Median, Quartiles, IQR & Mode

• Median: the middle value after arranging observations in ascending order. If there are two middle values, take their average.
• Q1 and Q3: Q1 is the 25th percentile (middle of the lower half); Q3 is the 75th percentile (middle of the upper half).
• IQR: interquartile range = Q3 − Q1; the IQR is always non-negative.
• Mode: the value that appears most often; interpreted as the peak of the distribution.

Experimental vs Observational Studies

• Experimental (controlled) study: intentionally applies a treatment to manipulate the independent variable to observe its effect on the dependent variable. Experimental studies can provide evidence for cause-and-effect relationships. A treatment group is exposed to the treatment or independent variable being tested, while a control group does not receive the treatment or receives a placebo so participants do not know whether they are in the treatment or control group (single blinding). Double blinding occurs when the assessors also do not know whether they are assessing the treatment or control group.
• Observational study: observes individuals and measures variables of interest without manipulating the independent variable. Observational studies can provide evidence of association but not cause-and-effect relationships because confounders may be present.

Association and Related Topics

• Association: relationships between variables (does not necessarily imply causation).
• Rules on rates: considerations when comparing rates (numerator, denominator, time period, and population at risk).
• Simpson's Paradox: a trend that appears in different groups of data can disappear or reverse when the groups are combined; watch for lurking variables and confounders.
• Confounders: variables that are associated with both the independent and dependent variables and can distort observed associations.

Data Visualization and Regression

• Histogram (univariate): visualizes the distribution of a single numerical variable.
• Boxplot (univariate): visual summary showing median, quartiles, and potential outliers.
• Scatter plot (bivariate): displays the relationship between two numerical variables.
• Correlation Coefficient: measures the strength and direction of association between two numerical variables.
• Linear Regression: models the relationship between a dependent variable and one or more independent variables using a linear equation.

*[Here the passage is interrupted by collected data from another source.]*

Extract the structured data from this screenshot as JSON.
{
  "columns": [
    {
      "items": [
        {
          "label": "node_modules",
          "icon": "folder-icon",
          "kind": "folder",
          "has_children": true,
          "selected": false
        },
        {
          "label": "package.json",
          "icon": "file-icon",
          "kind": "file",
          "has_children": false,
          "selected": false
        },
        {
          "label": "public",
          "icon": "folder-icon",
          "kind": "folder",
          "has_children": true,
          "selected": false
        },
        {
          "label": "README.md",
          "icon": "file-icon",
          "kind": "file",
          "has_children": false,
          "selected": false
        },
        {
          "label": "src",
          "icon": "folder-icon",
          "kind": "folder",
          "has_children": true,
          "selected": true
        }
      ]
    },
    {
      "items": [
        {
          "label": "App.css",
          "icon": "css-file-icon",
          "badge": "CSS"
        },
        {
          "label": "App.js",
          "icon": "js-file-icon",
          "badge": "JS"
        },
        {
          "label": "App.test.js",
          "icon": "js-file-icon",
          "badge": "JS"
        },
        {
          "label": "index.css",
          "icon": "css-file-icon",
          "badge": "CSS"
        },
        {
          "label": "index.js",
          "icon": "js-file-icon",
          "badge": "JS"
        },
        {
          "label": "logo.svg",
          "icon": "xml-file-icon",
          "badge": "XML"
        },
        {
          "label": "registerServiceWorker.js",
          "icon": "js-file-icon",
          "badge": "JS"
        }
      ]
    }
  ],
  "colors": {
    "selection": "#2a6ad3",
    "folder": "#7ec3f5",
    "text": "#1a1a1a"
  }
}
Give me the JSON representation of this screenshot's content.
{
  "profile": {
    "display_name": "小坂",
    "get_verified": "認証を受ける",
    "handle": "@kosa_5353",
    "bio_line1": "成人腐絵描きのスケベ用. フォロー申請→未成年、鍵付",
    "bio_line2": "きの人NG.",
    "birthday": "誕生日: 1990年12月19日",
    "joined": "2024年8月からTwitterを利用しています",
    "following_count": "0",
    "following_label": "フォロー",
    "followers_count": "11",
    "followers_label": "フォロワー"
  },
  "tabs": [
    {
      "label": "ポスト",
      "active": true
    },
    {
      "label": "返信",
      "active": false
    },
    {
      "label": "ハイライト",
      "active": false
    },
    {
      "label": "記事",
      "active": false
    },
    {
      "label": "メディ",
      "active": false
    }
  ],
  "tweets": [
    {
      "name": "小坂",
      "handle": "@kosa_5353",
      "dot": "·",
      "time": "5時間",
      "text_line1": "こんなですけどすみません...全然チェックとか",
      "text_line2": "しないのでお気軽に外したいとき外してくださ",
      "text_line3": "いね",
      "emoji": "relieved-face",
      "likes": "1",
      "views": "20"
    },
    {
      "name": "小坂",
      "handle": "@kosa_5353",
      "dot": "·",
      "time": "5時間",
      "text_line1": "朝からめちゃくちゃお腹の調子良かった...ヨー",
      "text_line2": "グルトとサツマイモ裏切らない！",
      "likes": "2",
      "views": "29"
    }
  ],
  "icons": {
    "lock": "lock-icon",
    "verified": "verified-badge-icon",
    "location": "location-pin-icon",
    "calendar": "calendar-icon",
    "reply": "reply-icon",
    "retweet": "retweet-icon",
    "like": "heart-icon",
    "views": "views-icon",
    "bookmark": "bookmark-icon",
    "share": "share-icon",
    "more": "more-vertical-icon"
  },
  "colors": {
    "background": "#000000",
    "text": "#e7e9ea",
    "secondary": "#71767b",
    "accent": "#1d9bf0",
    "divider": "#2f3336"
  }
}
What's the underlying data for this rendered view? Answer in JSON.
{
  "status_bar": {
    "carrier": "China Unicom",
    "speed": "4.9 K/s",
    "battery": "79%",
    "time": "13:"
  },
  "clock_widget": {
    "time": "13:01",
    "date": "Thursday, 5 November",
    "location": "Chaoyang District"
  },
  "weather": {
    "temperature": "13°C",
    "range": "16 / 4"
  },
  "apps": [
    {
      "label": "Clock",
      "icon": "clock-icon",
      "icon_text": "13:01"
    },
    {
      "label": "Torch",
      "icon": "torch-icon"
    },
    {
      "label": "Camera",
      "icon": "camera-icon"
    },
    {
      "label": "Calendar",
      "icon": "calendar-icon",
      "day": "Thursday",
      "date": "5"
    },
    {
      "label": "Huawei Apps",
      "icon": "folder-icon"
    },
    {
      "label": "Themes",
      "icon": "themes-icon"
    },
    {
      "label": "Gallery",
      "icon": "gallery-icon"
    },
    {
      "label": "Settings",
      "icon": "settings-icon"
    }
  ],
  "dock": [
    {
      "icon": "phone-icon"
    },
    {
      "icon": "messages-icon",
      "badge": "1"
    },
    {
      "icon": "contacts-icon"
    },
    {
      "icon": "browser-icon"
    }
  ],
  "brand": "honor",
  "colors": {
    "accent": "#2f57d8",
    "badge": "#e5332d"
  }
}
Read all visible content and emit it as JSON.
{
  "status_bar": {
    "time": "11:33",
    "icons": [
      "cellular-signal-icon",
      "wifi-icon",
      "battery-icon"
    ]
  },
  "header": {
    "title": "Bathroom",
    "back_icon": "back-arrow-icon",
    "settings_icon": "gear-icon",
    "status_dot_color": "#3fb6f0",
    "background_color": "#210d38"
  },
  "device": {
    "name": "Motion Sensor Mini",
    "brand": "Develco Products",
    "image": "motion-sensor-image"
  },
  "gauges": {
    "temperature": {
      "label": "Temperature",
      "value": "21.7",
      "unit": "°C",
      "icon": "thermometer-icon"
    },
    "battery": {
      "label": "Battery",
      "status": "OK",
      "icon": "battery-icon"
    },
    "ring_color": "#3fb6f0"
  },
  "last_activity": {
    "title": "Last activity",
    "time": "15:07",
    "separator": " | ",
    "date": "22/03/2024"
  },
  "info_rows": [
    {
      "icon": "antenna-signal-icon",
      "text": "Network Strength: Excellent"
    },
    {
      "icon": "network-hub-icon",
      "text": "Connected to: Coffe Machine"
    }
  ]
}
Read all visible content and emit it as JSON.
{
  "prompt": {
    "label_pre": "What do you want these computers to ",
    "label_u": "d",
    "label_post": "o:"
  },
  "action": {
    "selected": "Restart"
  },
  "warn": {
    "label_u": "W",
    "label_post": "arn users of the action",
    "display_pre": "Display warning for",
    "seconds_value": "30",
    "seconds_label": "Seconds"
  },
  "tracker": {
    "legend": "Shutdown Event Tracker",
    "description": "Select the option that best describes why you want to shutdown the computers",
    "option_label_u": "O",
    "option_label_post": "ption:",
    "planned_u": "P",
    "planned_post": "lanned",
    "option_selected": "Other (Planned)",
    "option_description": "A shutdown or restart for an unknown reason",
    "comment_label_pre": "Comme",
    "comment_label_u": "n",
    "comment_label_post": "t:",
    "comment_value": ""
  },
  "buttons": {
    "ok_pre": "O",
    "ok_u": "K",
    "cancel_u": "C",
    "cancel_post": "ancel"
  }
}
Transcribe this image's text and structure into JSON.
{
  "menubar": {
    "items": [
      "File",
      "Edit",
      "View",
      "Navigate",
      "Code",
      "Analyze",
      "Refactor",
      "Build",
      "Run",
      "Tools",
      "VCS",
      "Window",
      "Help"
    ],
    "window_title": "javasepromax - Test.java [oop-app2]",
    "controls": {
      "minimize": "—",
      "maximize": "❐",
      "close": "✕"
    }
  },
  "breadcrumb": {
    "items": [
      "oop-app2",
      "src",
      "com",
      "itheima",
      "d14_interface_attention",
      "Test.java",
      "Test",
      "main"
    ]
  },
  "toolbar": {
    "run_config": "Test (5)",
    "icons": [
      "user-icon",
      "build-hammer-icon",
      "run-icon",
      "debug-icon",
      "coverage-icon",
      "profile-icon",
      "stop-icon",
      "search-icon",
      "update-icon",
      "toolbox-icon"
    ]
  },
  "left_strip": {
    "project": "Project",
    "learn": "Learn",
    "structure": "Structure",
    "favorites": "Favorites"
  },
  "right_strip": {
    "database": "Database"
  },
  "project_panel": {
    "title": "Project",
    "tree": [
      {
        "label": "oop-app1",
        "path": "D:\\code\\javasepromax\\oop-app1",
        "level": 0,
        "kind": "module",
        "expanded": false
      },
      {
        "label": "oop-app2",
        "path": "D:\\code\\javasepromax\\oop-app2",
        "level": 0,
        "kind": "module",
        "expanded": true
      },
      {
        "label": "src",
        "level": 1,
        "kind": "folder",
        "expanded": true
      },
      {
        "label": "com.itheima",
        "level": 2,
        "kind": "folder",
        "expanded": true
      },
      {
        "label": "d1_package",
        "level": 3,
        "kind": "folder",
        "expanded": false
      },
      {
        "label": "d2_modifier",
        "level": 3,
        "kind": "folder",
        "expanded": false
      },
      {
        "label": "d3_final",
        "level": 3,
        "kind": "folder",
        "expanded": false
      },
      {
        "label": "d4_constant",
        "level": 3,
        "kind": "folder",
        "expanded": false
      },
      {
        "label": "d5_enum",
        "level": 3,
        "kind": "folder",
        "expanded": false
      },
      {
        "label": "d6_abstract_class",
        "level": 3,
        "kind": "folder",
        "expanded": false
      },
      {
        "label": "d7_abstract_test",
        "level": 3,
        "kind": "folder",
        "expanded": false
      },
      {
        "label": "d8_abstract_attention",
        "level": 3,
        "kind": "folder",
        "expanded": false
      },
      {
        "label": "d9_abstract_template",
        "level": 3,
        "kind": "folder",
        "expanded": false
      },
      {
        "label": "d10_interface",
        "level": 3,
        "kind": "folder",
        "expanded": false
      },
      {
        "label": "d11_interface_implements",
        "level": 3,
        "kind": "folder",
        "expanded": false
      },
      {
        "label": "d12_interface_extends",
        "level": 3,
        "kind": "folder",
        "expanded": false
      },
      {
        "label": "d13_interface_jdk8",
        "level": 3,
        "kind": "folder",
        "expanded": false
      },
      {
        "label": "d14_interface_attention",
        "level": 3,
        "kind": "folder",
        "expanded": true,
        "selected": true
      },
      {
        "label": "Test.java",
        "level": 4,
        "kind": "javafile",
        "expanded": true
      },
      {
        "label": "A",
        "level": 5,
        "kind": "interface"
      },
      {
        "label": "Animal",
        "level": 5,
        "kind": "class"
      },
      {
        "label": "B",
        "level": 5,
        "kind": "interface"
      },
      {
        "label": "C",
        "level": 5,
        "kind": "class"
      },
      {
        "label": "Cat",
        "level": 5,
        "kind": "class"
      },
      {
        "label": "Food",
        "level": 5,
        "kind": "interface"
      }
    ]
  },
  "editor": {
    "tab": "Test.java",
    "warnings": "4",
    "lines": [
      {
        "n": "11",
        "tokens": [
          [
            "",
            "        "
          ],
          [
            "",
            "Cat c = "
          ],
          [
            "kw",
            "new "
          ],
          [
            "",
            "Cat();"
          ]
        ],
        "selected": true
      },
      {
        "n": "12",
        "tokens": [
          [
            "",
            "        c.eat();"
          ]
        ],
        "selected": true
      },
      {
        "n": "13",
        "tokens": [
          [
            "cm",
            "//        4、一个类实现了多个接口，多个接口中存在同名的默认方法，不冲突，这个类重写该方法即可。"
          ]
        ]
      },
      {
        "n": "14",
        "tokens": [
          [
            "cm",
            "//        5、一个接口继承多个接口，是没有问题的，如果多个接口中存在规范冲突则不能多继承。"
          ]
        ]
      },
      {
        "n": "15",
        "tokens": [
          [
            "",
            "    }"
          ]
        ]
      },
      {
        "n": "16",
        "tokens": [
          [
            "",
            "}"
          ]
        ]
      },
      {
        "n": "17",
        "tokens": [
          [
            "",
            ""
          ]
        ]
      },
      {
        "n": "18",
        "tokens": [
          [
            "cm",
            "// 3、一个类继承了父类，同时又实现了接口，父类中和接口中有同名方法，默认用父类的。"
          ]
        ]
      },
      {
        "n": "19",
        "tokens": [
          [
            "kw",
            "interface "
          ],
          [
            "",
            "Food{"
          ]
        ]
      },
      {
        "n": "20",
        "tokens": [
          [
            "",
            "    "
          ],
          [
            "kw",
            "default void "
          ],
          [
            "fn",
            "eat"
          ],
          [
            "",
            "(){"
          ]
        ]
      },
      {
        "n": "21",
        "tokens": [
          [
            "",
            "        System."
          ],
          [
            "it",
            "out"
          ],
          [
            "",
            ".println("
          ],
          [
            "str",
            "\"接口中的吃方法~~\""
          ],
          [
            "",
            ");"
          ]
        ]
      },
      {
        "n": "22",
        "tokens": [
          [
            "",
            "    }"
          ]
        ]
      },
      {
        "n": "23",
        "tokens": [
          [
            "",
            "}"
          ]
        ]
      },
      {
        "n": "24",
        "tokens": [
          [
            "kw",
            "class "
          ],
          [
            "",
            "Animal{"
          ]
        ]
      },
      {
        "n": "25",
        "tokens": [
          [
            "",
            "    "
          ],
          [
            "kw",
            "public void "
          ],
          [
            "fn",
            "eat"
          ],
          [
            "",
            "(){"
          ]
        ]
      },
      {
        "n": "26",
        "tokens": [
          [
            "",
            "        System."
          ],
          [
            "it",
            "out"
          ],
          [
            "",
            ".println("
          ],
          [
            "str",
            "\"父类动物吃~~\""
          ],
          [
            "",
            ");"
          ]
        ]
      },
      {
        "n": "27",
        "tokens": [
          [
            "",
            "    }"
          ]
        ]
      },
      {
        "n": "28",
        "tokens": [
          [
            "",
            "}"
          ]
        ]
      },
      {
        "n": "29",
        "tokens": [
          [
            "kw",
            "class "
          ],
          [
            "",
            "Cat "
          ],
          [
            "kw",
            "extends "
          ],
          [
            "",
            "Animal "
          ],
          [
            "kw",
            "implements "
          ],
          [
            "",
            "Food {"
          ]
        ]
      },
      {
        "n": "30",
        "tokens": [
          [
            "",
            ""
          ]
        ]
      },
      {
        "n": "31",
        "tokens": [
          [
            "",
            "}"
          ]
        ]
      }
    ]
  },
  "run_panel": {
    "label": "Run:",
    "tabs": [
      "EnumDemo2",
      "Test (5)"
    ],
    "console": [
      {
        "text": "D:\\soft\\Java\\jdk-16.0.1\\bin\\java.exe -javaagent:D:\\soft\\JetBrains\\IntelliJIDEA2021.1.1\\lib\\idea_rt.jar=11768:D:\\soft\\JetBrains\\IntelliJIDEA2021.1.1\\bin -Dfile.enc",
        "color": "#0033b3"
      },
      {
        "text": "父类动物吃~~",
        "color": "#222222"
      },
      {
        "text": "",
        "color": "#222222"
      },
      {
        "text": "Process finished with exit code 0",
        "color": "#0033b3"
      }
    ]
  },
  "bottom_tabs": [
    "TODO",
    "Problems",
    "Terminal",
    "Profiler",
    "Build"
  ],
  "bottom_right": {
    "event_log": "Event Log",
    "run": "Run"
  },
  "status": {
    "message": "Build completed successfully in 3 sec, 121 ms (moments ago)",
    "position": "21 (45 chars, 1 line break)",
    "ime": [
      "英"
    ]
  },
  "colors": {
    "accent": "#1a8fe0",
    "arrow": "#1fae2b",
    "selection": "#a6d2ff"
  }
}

Probability, Inference and Hypothesis Testing

• Probability: quantifies uncertainty and the likelihood of events.
• Conjunction Fallacy & Base Rate Fallacy: common errors in probabilistic reasoning; understand base rates and conditional probabilities to avoid mistakes.
• Random Variable: a variable that takes numeric values according to outcomes of a random phenomenon.
• Statistical Inference & Confidence Intervals: methods for drawing conclusions about populations from sample data and quantifying uncertainty.
• Hypothesis Testing: procedures to assess evidence against a null hypothesis using sample data.